Separation between church and state denies influence of
religion on human affairs? NO
Aglipay vs. Ruiz
THE CONSTITUTION GUARANTEES RELIGIOUS
FREEDOM, AND NOT MERE RELIGIOUS TOLERATION.
- The prohibition herein expressed is a direct corollary of the
principle of separation of church and state. Without the
necessity of adverting to the historical background of this
principle in our country, it is sufficient to say that our history,
not to speak of the history of mankind, has taught us that the

union of church and state is prejudicial to both, for occasions


might arise when the state will use the church, and the church
the state, as a weapon in the furtherance of their respective
ends and aims. The Malolos Constitution recognized this
principle of separation of church and state in the early stages
of our constitutional development; it was inserted in the Treaty
of Paris between the United States and Spain of December 10,
1898, reiterated in President McKinley's Instructions to the
Philippine Commission, reaffirmed in the Philippine Bill of
1902 and in the Autonomy Act of August 29, 1916, and finally
embodied in the Constitution of the Philippines as the supreme
expression of the Filipino People.
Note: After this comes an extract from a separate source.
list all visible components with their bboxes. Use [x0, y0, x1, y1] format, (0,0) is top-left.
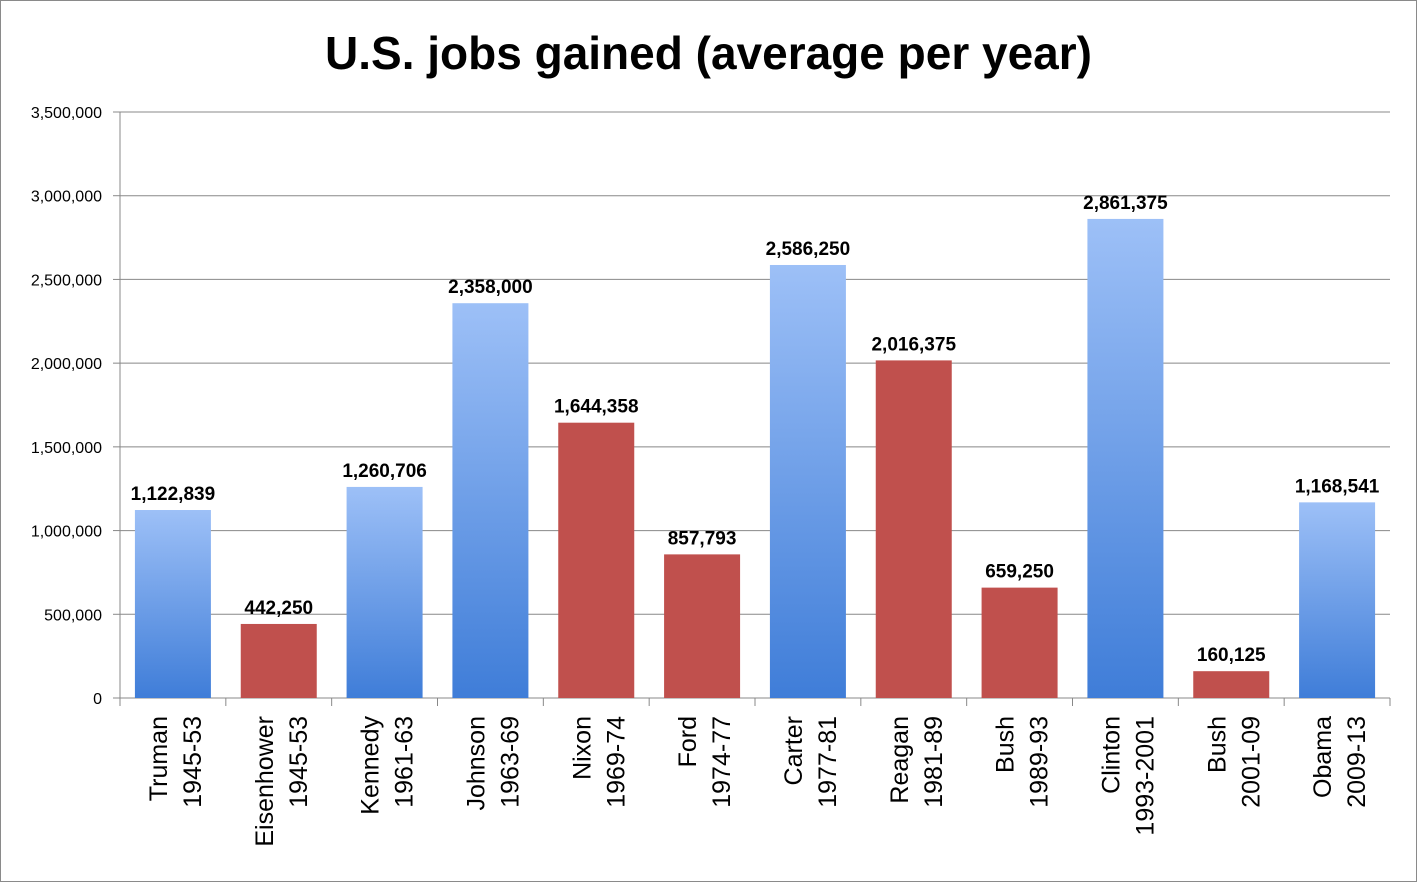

It is almost trite to say now
that in this country we enjoy both religious and civil freedom.
All the officers of the Government, from the highest to the
lowest, in taking their oath to support and defend the
Constitution, bind themselves to recognize and respect the
constitutional guarantee of religious freedom, with its inherent
limitations and recognized implications. It should be stated
that what is guaranteed by our Constitution is religious liberty,
not mere religious toleration.
Religious freedom, however, as a constitutional mandate is not
inhibition of profound reverence for religion and is not a
denial of its influence in human affairs.
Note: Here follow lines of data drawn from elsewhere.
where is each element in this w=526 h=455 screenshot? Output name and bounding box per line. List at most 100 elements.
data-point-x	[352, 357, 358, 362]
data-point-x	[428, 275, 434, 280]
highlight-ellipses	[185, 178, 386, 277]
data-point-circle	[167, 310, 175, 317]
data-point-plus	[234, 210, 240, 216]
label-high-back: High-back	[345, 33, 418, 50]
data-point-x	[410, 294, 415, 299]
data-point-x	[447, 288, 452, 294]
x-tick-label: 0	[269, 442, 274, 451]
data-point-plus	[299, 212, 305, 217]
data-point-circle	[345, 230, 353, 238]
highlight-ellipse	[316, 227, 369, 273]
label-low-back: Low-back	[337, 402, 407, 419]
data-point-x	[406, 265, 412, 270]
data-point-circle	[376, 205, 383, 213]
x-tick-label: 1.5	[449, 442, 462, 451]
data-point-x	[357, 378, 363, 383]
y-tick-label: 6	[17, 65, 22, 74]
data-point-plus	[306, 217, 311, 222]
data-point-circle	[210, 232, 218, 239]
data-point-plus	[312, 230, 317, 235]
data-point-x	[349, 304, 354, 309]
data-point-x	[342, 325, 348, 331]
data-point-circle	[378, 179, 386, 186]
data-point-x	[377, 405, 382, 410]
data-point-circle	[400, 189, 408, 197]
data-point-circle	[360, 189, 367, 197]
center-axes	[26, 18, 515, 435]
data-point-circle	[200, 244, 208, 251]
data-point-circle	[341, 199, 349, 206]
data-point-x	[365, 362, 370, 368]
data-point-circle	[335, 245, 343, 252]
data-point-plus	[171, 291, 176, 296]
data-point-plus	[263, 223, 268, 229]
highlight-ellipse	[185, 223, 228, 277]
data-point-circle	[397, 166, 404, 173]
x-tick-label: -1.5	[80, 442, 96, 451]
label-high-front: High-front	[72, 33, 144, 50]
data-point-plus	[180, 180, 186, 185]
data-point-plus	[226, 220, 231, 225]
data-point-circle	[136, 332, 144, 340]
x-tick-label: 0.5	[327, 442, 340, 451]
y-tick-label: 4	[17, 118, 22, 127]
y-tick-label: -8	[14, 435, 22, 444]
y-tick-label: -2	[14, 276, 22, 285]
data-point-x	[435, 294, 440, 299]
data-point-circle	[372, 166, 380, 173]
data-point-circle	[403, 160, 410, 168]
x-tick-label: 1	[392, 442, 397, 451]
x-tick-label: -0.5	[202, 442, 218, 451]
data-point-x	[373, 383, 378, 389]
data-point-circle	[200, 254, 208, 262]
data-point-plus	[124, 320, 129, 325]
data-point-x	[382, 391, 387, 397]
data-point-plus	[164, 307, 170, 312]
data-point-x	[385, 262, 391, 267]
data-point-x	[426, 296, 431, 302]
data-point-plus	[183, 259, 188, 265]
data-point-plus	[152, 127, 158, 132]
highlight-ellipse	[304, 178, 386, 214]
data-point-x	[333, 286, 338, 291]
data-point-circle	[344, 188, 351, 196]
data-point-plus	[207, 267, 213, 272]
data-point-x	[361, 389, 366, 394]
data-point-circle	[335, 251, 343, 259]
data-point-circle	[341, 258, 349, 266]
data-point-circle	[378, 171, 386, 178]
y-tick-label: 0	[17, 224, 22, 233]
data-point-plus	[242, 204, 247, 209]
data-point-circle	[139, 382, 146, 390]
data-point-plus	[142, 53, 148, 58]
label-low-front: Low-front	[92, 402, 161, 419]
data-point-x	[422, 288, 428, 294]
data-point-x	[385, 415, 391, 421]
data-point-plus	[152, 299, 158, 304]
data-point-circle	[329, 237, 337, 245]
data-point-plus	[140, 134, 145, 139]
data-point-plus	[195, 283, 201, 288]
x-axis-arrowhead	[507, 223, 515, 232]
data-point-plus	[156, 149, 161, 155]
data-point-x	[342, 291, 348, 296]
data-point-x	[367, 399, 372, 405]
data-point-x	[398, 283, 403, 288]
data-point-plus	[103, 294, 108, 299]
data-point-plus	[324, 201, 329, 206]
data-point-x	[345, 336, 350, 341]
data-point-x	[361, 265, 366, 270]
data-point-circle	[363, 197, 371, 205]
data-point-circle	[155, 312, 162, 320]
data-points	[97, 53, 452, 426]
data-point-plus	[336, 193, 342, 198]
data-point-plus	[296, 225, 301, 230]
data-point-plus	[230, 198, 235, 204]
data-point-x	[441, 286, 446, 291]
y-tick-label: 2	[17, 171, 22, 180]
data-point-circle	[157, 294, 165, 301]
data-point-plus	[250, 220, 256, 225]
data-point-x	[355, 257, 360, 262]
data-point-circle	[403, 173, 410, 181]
Religion as a profession of faith to an active power that binds
and elevates man to his Creator is recognized. And, in so far as
it instills into the minds the purest principles of morality, its
influence is deeply felt and highly appreciated. When the
Filipino people, in the preamble of their Constitution,
implored "the aid of Divine Providence, in order to establish a
government that shall embody their ideals, conserve and
develop the patrimony of the nation, promote the general
welfare, and secure to themselves and their posterity the
blessings of independence under a regime of justice, liberty
and democracy," they thereby manifested their intense
religious nature and placed unfaltering reliance upon Him who
guides the destinies of men and nations. The elevating
influence of religion in human society is recognized here as
elsewhere. In fact, certain general concessions are
indiscriminately accorded to religious sects and
denominations. Our Constitution and laws exempt from
taxation properties devoted exclusively to religious purposes
(sec. 14, subsec. 3, Art. VI, Constitution of the Philippines and
sec. 1, subsec. Ordinance appended thereto; Assessment Law,
sec. 344, par [c], Adm. Code) sectarian aid is not prohibited
when a priest, preacher, minister or other religious teacher or
dignitary as such is assigned to the armed forces or to any
penal institution, orphanage or leprosarium (sec. 13, subsec. 3
Art. VI, Constitution of the Philippines). Optional religious
instruction in the public schools is by constitutional mandate
allowed (sec. 5, Art. XIII, Constitution of the Philippines, in
relation to sec. 928, Ad. Code). Thursday and Friday of Holy
Week, Thanksgiving Day, Christmas Day, and Sundays are
made legal holidays (sec. 29, Adm. Code) because of the
secular idea that their observance is conducive to beneficial
moral results. The law allows divorce but punishes polygamy
and bigamy; and certain crimes against religious worship are
considered crimes against the fundamental laws of the state
(see arts. 132 and 133, Revised Penal Code).